Karl Kraus (Crédits : Wikimédia Commons)
Karl Kraus qui nous fait la pub Wonderbra avant l’heure : « Regardez-moi dans les yeux! » (Crédits : Wikimédia Commons)

Jacques Bouveresse aime également citer Robert Musil lorsque celui-ci disait que « Ce qui est douloureux dans le cas du journalisme est le contraste entre ce qu’il est et ce qu’il pourrait être »1. Eh bien, on peut à peu près tenir le même constat pour l’histoire dans les médias. Si on se limite à la seule présence sur les chaînes télévisuelles, les thématiques historiques sont captées par certains acteurs tels que Stéphane Bern ou Lorànt Deutsch. On ne reviendra pas en détail sur ce dernier (voir ce qu’on en disait déjà ici), mais il faut rappeler qu’il s’agit d’un individu prompt à disqualifier les critiques sous prétexte que les ‘historiens’ qui l’attaquent n’ont pas terminé leur thèse. D’aucuns n’ont d’ailleurs pas hésité à dénoncer l’organisation d’une rencontre avec Deutsch et des élèves de secondaires. Dans la mesure où il incarne auprès du grand public l’histoire telle « qu’on l’aime », on ne doit pas s’étonner qu’il soit invité sur les plateaux télés ou sollicités par des instances davantage politiques. Ceci illustre un certain rapport avec le passé, que ce soit avec le moyen âge ou une autre période. On reste dans le domaine de l’encyclopédisme, de l’approche livresque attachée aux détails et à l’anecdote… avec, au final, une vision assez pelliculaire de ce qu’est l’histoire.

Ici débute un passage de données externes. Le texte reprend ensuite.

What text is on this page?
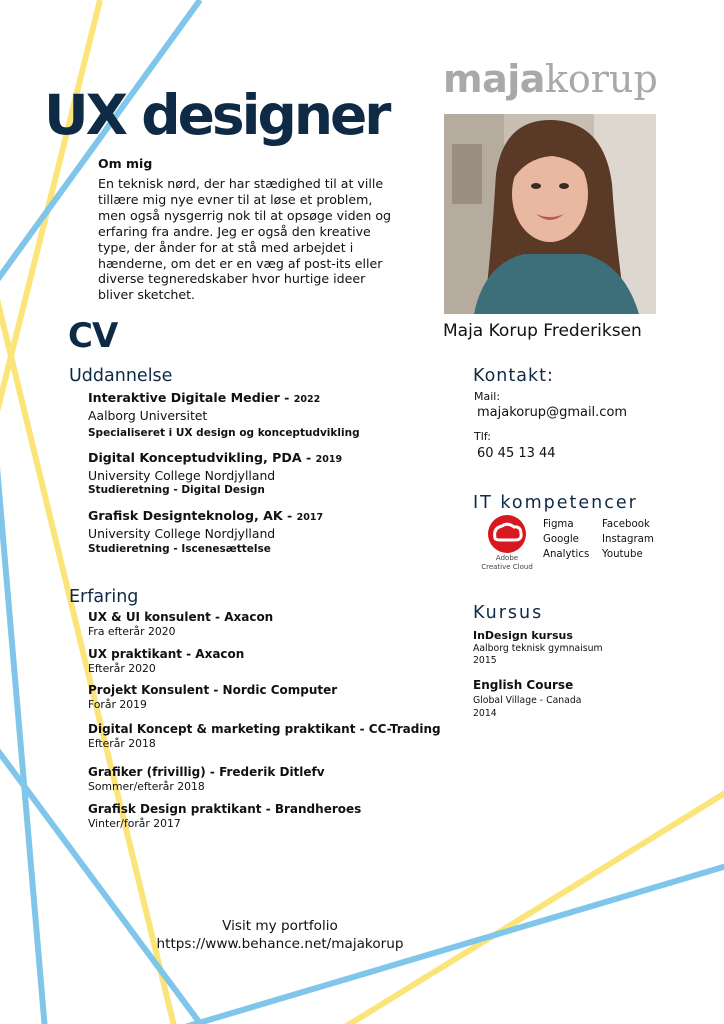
majakorup
UX designer
Maja Korup Frederiksen
Om mig
En teknisk nørd, der har stædighed til at ville tillære mig nye evner til at løse et problem, men også nysgerrig nok til at opsøge viden og erfaring fra andre. Jeg er også den kreative type, der ånder for at stå med arbejdet i hænderne, om det er en væg af post-its eller diverse tegneredskaber hvor hurtige ideer bliver sketchet.
CV
Uddannelse
Interaktive Digitale Medier - 2022
Aalborg Universitet
Specialiseret i UX design og konceptudvikling
Digital Konceptudvikling, PDA - 2019
University College Nordjylland
Studieretning - Digital Design
Grafisk Designteknolog, AK - 2017
University College Nordjylland
Studieretning - Iscenesættelse
Erfaring
UX & UI konsulent - Axacon
Fra efterår 2020
UX praktikant - Axacon
Efterår 2020
Projekt Konsulent - Nordic Computer
Forår 2019
Digital Koncept & marketing praktikant - CC-Trading
Efterår 2018
Grafiker (frivillig) - Frederik Ditlefv
Sommer/efterår 2018
Grafisk Design praktikant - Brandheroes
Vinter/forår 2017
Kontakt:
Mail:
majakorup@gmail.com
Tlf:
60 45 13 44
IT kompetencer
Adobe
Creative Cloud
Figma
Google
Analytics
Facebook
Instagram
Youtube
Kursus
InDesign kursus
Aalborg teknisk gymnaisum
2015
English Course
Global Village - Canada
2014
Visit my portfolio
https://www.behance.net/majakorup
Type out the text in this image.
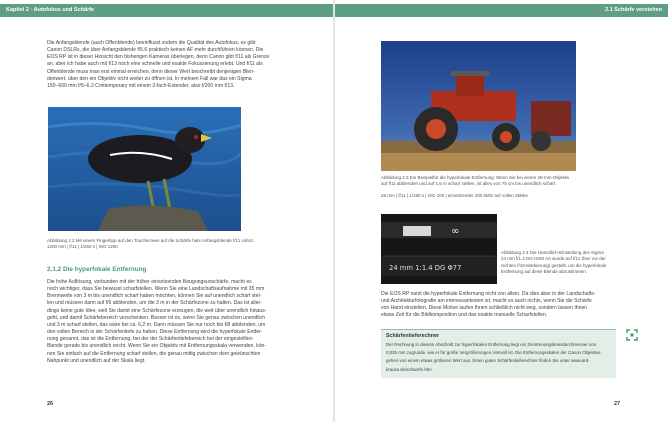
Kapitel 2 · Autofokus und Schärfe	2.1 Schärfe verstehen
Die Anfangsblende (auch Offenblende) beeinflusst zudem die Qualität des Autofokus, es gibt
Canon DSLRs, die über Anfangsblende f/5.6 praktisch keinen AF mehr durchführen können. Die
EOS RP ist in dieser Hinsicht den bisherigen Kameras überlegen, denn Canon gibt f/11 als Grenze
an, aber ich habe auch mit f/13 noch eine schnelle und exakte Fokussierung erlebt. Und f/11 als
Offenblende muss man erst einmal erreichen, denn dieser Wert beschreibt denjenigen Blen-
denwert, über den ein Objektiv nicht weiter zu öffnen ist. In meinem Fall war das ein Sigma
150–600 mm f/5–6.3 Contemporary mit einem 2-fach-Extender, also f/200 mm f/13.
Abbildung 2.2 Mit einem Fingertipp auf den Touchscreen auf die Schärfe hats Anfangsblende f/11 sofort.
1200 mm | f/11 | 1/250 s | ISO 1200
2.1.2 Die hyperfokale Entfernung
Die hohe Auflösung, verbunden mit der früher einsetzenden Beugungsunschärfe, macht es
noch wichtiger, dass Sie bewusst scharfstellen. Wenn Sie eine Landschaftsaufnahme mit 35 mm
Brennweite von 3 m bis unendlich scharf haben möchten, können Sie auf unendlich scharf stel-
len und müssen dann auf f/6 abblenden, um die 3 m in der Schärfezone zu halten. Das ist aller-
dings keine gute Idee, weil Sie damit eine Schärfezone erzeugen, die weit über unendlich hinaus-
geht, und damit Schärfebereich verschenken. Besser ist es, wenn Sie genau zwischen unendlich
und 3 m scharf stellen, das wäre bei ca. 6,2 m. Dann müssen Sie nur noch bis f/8 abblenden, um
den vollen Bereich in der Schärfentiefe zu haben. Diese Entfernung wird die hyperfokale Entfer-
nung genannt, das ist die Entfernung, bei der der Schärfentiefebereich bei der eingestellten
Blende gerade bis unendlich reicht. Wenn Sie ein Objektiv mit Entfernungsskala verwenden, kön-
nen Sie einfach auf die Entfernung scharf stellen, die genau mittig zwischen dem gewünschten
Nahpunkt und unendlich auf der Skala liegt.
26
Abbildung 2.3 Ein Beispielfür die hyperfokale Entfernung: Wenn Sie bei einem 28-mm-Objektiv
auf f/11 abblenden und auf 1,5 m scharf stellen, ist alles von 75 cm bis unendlich scharf.
28 mm | f/11 | 1/180 s | ISO 100 | einsetzender 200 kMtz auf vollen Stärke
∞
24 mm 1:1.4 DG Φ77
Abbildung 2.4 Die Unendlich-Einstellung des Sigma
24 mm f/1.4 DG HSM Art wurde auf f/11 (hier vor der
rechten f/16-Markierung) gestellt, um die hyperfokale
Entfernung auf diese Blende abzustimmen.
Die EOS RP nutzt die hyperfokale Entfernung nicht von allein. Da dies aber in der Landschafts-
und Architekturfotografie am interessantesten ist, macht es auch nichts, wenn Sie die Schärfe
von Hand einstellen. Diese Motive laufen Ihnen schließlich nicht weg, sondern lassen Ihnen
etwas Zeit für die Bildkomposition und das exakte manuelle Scharfstellen.
Schärfentieferechner
Der Rechnung in diesem Abschnitt zur hyperfokalen Entfernung liegt ein Zerstreuungskreisdurchmesser von
0,025 mm zugrunde, wie er für große Vergrößerungen sinnvoll ist. Die Entfernungsskalen der Canon Objektive
gehen von einem etwas größeren Wert aus. Einen guten Schärfentieferechner finden Sie unter www.ard-
krauss.de/schaerfe.htm.
27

Face à ces mastodontes de l’infotainment, le chercheur se retrouve avec le cul entre deux chaises… Balloté entre sa volonté d’offrir les informations les plus exactes possibles (donc parfois également les plus érudites) et celle de s’adresser à une plus large audience, il pèche souvent par son manque de formation : parler devant un micro et une caméra, ça ne s’improvise pas. Or le chercheur n’est guère formé à cet exercice. Il parait donc souvent hésitant, bafouillant, et finalement assez peu fiable en comparaison des cadors de l’image habitués à afficher leur confiance en eux. À ceci s’ajoutent d’autres données que le chercheur ne maîtrise pas, à commencer par l’agenda médiatique et les impératifs auxquels sont soumis les journalistes. Pour ne citer que le cas que nous connaissons le mieux, celui de la Belgique, l’historienne Chantal Kesteloot a dégagé quatre grands thèmes attirant presque systématiquement les médias belges : les grandes synthèses sur l’histoire du pays, les enjeux communautaires et linguistiques, l’histoire coloniale et les deux guerres mondiales du 20e siècle2. Ces thèmes ont parfois eux-mêmes leur propre actualité, leurs controverses et leurs rebondissements, auxquels le chercheur peut être amené à s’inscrire en faux. Or les médias, en dehors du domaine politique, ne sont pas toujours friands des débats contradictoires. Sur ce face-à-face entre le chercheur et le dispositif médiatique, nous renvoyons, pour plus de détails, à deux billets parus sur Devenir historien-ne intitulés « Y aller ou pas ? Retours sur une expérience télévisuelle 1 & 2 » (ici et ).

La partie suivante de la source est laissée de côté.